I saw the mother get knocked to the ground and huddle around her baby, fear and desperation on her face, while the man faced off with three attackers, one of whom had a club.
This wasn’t going to take long, I thought, because I could tell from the husband’s stance that he had no idea what he was doing—
And, yeah. Thought so. I started forward when the husband got knocked out cold, but Ray grabbed my arm. “It won’t matter!” he told me. “Didn’t you hear what I said? They’re not getting out of here—any of them!”
“What?”
I turned to look at him as the thieves threw out the couple’s belongings and sped off.
“Dory,” Ray said, his eyes completely sober. “I need you to listen to what I’m saying, all right? We did
our job—we figured out what the deal is with those bullets—”
“Ray—”
“—we even helped that crazy ass mage get loose, so he can do whatever he’s gonna do. But that’s it. We’re done, okay? Because—”
“Ray! We can’t—”
“Like hell we can’t! This place is coming down around our ears and the fucking exits are gonna be clogged with so many people, you’ll never get anywhere near ‘em! Neither of us will! But I know a guy—”
“We can’t just run—”
“—who has this unofficial portal business. He can get us out. It’ll cost us something, but right now, I’m not real worried about that—”
I tried to cut in again, but this time, he didn’t let me.
“I’m worried about you, okay? You’re not dying here, not today, not for nothing!” He grabbed my shoulders. “Not if I have to finish what that bastard Cheung started and beat you senseless and carry you out of here myself!”

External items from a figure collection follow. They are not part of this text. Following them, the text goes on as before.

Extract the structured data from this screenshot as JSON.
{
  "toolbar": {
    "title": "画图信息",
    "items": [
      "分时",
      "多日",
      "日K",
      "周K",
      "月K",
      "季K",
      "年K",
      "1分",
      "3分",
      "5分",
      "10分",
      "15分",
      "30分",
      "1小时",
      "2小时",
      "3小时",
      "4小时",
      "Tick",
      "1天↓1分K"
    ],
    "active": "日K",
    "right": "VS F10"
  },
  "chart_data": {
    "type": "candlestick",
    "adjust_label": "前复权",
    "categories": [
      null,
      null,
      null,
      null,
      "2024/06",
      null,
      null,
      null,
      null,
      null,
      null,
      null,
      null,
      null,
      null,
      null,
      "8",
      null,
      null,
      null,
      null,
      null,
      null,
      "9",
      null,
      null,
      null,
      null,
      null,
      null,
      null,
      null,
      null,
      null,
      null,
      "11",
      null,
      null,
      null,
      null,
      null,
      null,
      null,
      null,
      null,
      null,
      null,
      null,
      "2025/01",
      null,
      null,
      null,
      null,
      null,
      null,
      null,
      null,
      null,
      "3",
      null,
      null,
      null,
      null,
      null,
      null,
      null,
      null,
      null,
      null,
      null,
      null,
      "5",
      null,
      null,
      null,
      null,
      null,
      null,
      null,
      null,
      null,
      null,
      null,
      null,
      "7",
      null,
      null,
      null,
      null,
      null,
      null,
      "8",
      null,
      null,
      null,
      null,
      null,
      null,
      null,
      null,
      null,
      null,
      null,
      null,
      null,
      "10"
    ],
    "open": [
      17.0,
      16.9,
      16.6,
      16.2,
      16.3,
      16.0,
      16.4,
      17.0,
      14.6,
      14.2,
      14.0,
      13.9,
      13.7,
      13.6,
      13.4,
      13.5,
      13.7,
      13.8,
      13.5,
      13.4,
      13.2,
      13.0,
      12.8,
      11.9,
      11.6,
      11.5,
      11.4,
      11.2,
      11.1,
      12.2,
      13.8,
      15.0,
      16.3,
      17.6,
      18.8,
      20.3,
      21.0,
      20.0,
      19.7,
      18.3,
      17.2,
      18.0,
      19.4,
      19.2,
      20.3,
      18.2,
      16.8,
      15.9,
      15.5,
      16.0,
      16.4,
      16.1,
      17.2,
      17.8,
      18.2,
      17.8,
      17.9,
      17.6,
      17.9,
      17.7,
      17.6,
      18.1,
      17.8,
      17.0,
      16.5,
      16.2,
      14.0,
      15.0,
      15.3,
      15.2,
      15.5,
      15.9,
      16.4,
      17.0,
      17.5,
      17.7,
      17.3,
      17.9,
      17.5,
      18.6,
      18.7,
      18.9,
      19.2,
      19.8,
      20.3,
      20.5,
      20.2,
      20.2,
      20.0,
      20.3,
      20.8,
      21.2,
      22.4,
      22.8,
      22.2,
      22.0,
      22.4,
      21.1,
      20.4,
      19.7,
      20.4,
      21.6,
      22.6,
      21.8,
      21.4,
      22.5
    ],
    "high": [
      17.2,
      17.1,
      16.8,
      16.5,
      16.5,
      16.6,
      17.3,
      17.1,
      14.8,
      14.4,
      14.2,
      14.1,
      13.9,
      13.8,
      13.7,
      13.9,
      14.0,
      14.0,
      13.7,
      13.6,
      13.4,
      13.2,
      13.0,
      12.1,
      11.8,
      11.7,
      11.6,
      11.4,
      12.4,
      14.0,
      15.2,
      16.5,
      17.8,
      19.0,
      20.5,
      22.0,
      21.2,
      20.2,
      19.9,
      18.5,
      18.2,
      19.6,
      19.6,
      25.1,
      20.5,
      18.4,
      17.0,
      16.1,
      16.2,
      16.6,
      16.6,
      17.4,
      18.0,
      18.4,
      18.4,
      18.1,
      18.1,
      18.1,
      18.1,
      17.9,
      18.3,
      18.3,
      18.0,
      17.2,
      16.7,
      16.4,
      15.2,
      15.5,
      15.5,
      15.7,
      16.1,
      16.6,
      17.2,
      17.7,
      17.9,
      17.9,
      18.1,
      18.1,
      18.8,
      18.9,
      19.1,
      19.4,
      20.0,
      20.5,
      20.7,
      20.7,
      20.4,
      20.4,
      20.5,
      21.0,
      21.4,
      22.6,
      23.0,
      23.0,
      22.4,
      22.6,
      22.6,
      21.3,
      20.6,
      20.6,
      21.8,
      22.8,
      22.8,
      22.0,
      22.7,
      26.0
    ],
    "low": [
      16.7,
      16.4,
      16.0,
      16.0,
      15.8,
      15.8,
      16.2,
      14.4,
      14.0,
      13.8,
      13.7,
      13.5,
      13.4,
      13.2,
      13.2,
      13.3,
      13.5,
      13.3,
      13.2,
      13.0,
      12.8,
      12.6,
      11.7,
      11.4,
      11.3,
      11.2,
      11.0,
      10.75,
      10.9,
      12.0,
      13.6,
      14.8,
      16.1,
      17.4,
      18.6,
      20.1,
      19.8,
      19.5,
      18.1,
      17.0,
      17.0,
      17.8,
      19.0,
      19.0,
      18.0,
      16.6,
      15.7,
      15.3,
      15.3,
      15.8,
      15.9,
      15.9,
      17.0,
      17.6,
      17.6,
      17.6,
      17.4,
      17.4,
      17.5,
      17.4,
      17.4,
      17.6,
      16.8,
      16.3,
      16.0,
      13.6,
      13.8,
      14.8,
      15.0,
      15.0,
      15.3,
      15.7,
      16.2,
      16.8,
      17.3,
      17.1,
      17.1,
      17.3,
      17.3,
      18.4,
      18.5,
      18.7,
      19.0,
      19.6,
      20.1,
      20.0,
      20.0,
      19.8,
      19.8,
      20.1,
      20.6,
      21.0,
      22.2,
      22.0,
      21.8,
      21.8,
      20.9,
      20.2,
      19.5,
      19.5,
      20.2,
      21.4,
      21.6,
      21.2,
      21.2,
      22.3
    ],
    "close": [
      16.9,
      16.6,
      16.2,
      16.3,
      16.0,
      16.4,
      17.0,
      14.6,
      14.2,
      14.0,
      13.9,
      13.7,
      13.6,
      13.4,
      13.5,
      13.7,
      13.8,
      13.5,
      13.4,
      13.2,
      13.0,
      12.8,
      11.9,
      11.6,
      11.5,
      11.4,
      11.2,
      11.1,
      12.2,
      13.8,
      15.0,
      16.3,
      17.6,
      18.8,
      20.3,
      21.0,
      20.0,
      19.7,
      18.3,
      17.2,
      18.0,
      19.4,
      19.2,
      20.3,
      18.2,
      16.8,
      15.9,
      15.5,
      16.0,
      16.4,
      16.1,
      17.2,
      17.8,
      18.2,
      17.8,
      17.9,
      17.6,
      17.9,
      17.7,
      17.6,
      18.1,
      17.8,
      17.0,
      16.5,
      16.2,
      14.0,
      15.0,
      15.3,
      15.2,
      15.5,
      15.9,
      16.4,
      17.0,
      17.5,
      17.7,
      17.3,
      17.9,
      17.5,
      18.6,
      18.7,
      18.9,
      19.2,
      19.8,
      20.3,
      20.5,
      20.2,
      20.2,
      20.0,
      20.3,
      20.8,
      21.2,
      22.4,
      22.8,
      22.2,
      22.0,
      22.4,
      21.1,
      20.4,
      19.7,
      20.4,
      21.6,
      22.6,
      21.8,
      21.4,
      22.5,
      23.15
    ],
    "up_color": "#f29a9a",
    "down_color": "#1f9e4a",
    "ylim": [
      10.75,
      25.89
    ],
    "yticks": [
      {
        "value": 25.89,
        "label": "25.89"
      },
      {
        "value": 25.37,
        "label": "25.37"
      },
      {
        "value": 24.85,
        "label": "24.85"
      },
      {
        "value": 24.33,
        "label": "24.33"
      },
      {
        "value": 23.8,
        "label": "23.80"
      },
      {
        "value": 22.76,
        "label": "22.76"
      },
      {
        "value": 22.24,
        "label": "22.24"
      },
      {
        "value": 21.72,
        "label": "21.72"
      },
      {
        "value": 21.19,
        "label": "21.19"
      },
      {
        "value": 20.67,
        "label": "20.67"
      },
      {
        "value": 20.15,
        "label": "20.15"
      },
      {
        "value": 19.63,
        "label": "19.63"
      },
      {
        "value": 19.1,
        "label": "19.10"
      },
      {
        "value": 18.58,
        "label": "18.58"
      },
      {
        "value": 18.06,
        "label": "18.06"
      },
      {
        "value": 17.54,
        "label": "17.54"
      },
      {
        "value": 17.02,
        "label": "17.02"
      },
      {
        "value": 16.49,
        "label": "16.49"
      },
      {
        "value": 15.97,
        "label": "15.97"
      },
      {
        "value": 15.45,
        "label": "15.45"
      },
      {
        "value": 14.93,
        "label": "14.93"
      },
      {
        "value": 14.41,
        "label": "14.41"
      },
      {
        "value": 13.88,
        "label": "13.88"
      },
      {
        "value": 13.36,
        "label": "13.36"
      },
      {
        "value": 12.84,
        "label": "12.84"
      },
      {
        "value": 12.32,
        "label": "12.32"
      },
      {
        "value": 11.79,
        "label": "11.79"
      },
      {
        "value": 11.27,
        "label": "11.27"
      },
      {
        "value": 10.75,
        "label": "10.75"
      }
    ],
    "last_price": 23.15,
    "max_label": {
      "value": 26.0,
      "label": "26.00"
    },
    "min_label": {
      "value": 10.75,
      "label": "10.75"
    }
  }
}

I just stared at him. His black hair was plastered to his head and water was streaming down his face. But his usually shifty blue eyes were steady and determined, and the fingers biting into my arms were powerful enough to remind me that, appearances aside, I was dealing with a master vamp here. One who’d meant every word he’d just said.
“Ray,” I said, choosing my words carefully. “I can’t just let a city of millions of people die if there’s a chance to stop it—”
“That’s what I’m trying to tell you—there is no chance, not for us! We’re just two people, with no weapons, an old jalopy on its last leg, and half the goddamned city looking for us!”
“I doubt they’re looking too hard right now,” I began. But stopped at the look on Ray’s face.
“There’s nothing we can do, all right?” he shook me. “Except stay here and die with everybody else! You wanna die for nothing?”
And no, I didn’t. I’d never understood the appeal of martyrs, or why society lauded them so damned much. Dying for a cause I could understand, although I’d vastly prefer to live for one. But dying for nothing was stupid.